Bunun üzerine Ruşen Bey'in öncülüğünde gerekli çalışmalar yapılır ve 1948 yılında Özel Çivril Ortaokulu açılır. 30 Ağustos İlkokulu'nun hemen yakınında bulunan bir binada Eğitim - Öğretime başlanır. Özel Okullar Statüsünde olan bu okul devletten hiç bir ödenek almadan tüm ihtiyaçlarını öğrencilerden alınan ücretle karşılamıştır. Özel Çivril Ortaokulu’na ilk kayıt yaptıranlar 38 erkek, 6 kız olmak üzere 44 öğrenci olmuştur. Hepsi gündüzlü olan bu öğrencilerin 41'i İngilizce derslerini takip etmiştir. Yeni açıldığı için tek sınıfı olan Ortaokulda 5 öğretmen bulunuyordu.

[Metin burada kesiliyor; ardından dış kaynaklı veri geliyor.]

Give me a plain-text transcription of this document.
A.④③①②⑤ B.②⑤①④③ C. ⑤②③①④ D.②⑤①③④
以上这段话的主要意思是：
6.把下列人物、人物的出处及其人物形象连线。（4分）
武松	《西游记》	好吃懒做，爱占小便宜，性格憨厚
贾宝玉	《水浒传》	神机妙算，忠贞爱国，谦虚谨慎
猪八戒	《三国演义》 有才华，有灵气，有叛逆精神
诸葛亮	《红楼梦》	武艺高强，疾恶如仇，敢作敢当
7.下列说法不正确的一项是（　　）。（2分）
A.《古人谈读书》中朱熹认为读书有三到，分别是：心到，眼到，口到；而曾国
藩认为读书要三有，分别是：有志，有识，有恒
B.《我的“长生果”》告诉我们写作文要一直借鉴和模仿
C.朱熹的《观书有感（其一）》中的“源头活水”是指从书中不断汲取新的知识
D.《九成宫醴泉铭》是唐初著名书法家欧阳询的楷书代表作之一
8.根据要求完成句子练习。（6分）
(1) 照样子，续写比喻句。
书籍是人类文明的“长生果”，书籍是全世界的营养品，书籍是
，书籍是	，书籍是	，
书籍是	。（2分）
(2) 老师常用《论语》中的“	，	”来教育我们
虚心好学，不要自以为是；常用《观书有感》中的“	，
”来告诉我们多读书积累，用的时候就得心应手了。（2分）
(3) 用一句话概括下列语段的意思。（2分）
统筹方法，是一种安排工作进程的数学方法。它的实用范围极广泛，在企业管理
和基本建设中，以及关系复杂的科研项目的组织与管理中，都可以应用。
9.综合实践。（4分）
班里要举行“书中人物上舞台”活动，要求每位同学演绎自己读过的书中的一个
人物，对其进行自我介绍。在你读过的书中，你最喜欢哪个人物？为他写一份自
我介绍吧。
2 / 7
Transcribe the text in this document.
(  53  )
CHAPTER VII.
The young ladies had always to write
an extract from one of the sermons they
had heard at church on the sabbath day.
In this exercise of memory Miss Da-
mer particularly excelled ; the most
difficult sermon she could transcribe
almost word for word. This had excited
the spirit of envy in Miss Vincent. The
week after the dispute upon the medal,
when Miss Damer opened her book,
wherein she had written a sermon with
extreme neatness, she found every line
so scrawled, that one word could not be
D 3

İlk yıl Özel Okul Statüsünde olan okul ikinci yılında Devlet Okulukapsamına alınmıştır.1949-1950 Eğitim-Öğretim yılında yeni kayıt yaptıran 46 erkek, 2 kız olmak üzere 48 öğrenci olmuştur. Üçüncü yılında, 1950-1951 Eğitim-Öğretim yılında ise toplam 52 öğrenci kayıt yaptırmış olup bunun 50’si erkek, 2'si kız öğrencidir. Bu öğretim yılının sonunda Çivril Ortaokulu ilk mezunlarını vermiştir. Bu dönemde 6 öğrenci mezun olup diploma alamaya hak kazanmıştır. Sökmen köyünden 1933 doğumlu Hasan Karagöz’de bu mezun öğrencilerden biri olup İzmir’de yaşamaktadır.5
Çivril Ortaokulu ilk mezunlarını vermiştir fakat aradan 3 yıl geçmesine rağmen hala okulun bir binası yoktur. Eğitim-öğretim 30 Ağustos İlkokulu yakınındaki evden bozma oluşturulan sınıflarda devam etmektedir. Bunun üzerine ortaokulda matematik derslerine de girmeye başlayan Ruşen Öğretmen yeni bir binanın yapılması için öncülük etmeye başlar. Bu amaçla arkadaşları ile birlikte imece usulü bir okul yapmak için yardım kampanyası başlatır
1951 yılında başlatılan bu kampanya ile önce ilçe merkezinde bulunan esnaf ve hatırı sayılır kişiler dolaşılır. Onlara durum anlatılır. O tarihlerde Çivril küçük bir kasaba görünümündedir. Herkes birbirini tanımaktadır. Okul binasına olan ihtiyacı da halk yakından görüyordu. O nedenle kampanya kolay kabul görmeye başladı. Para verenden para, arpa, buğday vb. verenden ise bu ürünler alınıp paraya çevriliyordu.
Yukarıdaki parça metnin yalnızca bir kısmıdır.